15. The method of any of claim 12 or 14, wherein: sibling genomic information is determined using at least one of array measurements, next-generation sequencing, or whole genome sequencing, and sibling genomic is obtained from at least one of a sibling embryo, a full biological sibling, or a half biological sibling.

16. The method of any of claims 1 to 15, wherein chromosome-length parental haplotypes are obtained across an entire genome for each simulated embryo.

17. The method of any of claims 1 to 16, further comprising: generating an additional in-vitro fertilization (IVF) cycle recommendation based on the probability of disease distribution for one or more diseases for the prospective embryo; and outputting the IVF cycle recommendation.

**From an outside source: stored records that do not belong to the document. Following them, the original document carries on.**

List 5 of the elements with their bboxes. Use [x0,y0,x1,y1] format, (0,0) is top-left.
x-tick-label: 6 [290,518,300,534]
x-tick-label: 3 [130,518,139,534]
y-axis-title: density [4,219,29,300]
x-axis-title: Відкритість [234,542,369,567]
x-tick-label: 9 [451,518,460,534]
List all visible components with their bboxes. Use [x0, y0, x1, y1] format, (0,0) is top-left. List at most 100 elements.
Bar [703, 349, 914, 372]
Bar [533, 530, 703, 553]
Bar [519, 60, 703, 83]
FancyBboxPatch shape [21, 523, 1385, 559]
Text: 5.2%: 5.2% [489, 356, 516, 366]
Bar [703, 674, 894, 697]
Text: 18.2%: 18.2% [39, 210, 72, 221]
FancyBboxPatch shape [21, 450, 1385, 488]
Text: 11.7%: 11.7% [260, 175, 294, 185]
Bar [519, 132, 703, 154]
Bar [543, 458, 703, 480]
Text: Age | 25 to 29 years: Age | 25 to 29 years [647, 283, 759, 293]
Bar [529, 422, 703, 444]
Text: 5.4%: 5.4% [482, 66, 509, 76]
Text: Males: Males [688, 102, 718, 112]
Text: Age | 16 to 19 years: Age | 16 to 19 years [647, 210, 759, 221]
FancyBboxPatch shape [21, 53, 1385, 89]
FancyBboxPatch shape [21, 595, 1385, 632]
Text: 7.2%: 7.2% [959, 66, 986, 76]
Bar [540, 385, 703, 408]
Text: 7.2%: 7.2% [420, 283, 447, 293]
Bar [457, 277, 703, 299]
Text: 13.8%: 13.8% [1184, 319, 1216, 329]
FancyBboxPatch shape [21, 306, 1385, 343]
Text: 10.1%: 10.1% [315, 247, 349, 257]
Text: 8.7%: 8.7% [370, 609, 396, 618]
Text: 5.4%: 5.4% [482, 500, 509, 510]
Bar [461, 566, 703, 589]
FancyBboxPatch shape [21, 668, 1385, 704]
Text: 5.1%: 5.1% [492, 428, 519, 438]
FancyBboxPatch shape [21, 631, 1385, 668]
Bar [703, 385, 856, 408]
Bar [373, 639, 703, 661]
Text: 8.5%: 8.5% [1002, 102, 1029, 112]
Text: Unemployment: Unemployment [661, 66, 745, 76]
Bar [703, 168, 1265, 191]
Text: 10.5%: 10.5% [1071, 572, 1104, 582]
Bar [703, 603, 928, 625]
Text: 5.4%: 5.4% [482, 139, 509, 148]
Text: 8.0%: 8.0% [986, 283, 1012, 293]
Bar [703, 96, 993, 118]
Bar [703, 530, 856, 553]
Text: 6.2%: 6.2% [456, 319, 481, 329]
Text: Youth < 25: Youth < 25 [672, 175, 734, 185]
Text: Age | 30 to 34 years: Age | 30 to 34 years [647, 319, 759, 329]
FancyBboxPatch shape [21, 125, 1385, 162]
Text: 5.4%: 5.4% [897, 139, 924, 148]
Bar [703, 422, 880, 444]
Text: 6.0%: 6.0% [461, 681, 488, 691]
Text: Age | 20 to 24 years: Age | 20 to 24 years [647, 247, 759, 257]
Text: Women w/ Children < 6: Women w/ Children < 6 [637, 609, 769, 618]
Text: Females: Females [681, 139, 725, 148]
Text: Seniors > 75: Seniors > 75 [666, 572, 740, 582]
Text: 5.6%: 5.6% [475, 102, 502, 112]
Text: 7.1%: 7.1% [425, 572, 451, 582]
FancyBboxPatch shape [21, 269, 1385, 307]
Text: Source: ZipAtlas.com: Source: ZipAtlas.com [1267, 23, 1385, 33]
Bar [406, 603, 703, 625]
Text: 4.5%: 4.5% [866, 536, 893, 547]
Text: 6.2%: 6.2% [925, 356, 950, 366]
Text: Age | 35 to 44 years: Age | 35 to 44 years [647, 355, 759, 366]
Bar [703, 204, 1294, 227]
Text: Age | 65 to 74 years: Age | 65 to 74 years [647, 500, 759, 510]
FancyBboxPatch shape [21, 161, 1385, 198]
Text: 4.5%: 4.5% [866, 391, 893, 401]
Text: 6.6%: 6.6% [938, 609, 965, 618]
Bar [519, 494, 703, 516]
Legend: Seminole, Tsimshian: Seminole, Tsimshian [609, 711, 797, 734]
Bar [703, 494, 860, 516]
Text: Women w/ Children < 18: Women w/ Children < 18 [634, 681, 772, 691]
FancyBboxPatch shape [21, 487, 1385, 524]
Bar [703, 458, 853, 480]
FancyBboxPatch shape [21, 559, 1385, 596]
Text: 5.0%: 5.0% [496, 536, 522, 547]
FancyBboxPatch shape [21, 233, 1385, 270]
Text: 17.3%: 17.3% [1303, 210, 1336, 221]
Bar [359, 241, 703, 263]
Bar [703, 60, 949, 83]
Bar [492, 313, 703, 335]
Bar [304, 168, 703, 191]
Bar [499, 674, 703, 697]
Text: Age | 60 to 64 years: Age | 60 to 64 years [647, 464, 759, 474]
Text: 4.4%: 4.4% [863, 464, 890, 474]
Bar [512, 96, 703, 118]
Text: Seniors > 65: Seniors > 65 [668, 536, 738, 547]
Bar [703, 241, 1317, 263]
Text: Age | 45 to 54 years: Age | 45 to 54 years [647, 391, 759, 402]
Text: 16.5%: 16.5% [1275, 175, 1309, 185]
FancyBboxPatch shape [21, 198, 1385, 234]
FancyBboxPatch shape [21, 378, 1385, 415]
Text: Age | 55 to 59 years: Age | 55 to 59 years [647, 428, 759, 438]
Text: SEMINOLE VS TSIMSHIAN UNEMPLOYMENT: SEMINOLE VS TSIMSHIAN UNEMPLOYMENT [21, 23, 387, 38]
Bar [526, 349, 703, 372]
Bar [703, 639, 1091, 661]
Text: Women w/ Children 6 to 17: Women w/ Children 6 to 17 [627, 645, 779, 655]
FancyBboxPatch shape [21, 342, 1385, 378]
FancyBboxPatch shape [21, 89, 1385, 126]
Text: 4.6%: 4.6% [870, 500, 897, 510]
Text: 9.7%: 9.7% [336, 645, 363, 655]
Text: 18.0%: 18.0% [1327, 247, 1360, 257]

18. The method of claim 17, further comprising: determining a disease occurrence risk based on the probability of disease distribution, wherein the IVF cycle recommendation is based on the disease occurrence risk.

19. The method of claim 18, wherein the additional IVF cycle recommendation is indicative of whether to perform an additional round of IVF.

20. An apparatus for determining a probability of disease distribution associated with a prospective embryo, the apparatus comprising a processor and a memory storing software instructions that, when executed by the processor, cause the apparatus to perform the steps recited in any of claims 1 to 19.

21. A computer program product for determining a probability of disease distribution associated with a prospective embryo, the computer program product comprising at least one non-transitory computer-readable storage medium storing software instructions that, when executed by an apparatus, cause the apparatus to perform the steps recited in any of claims 1 to 19.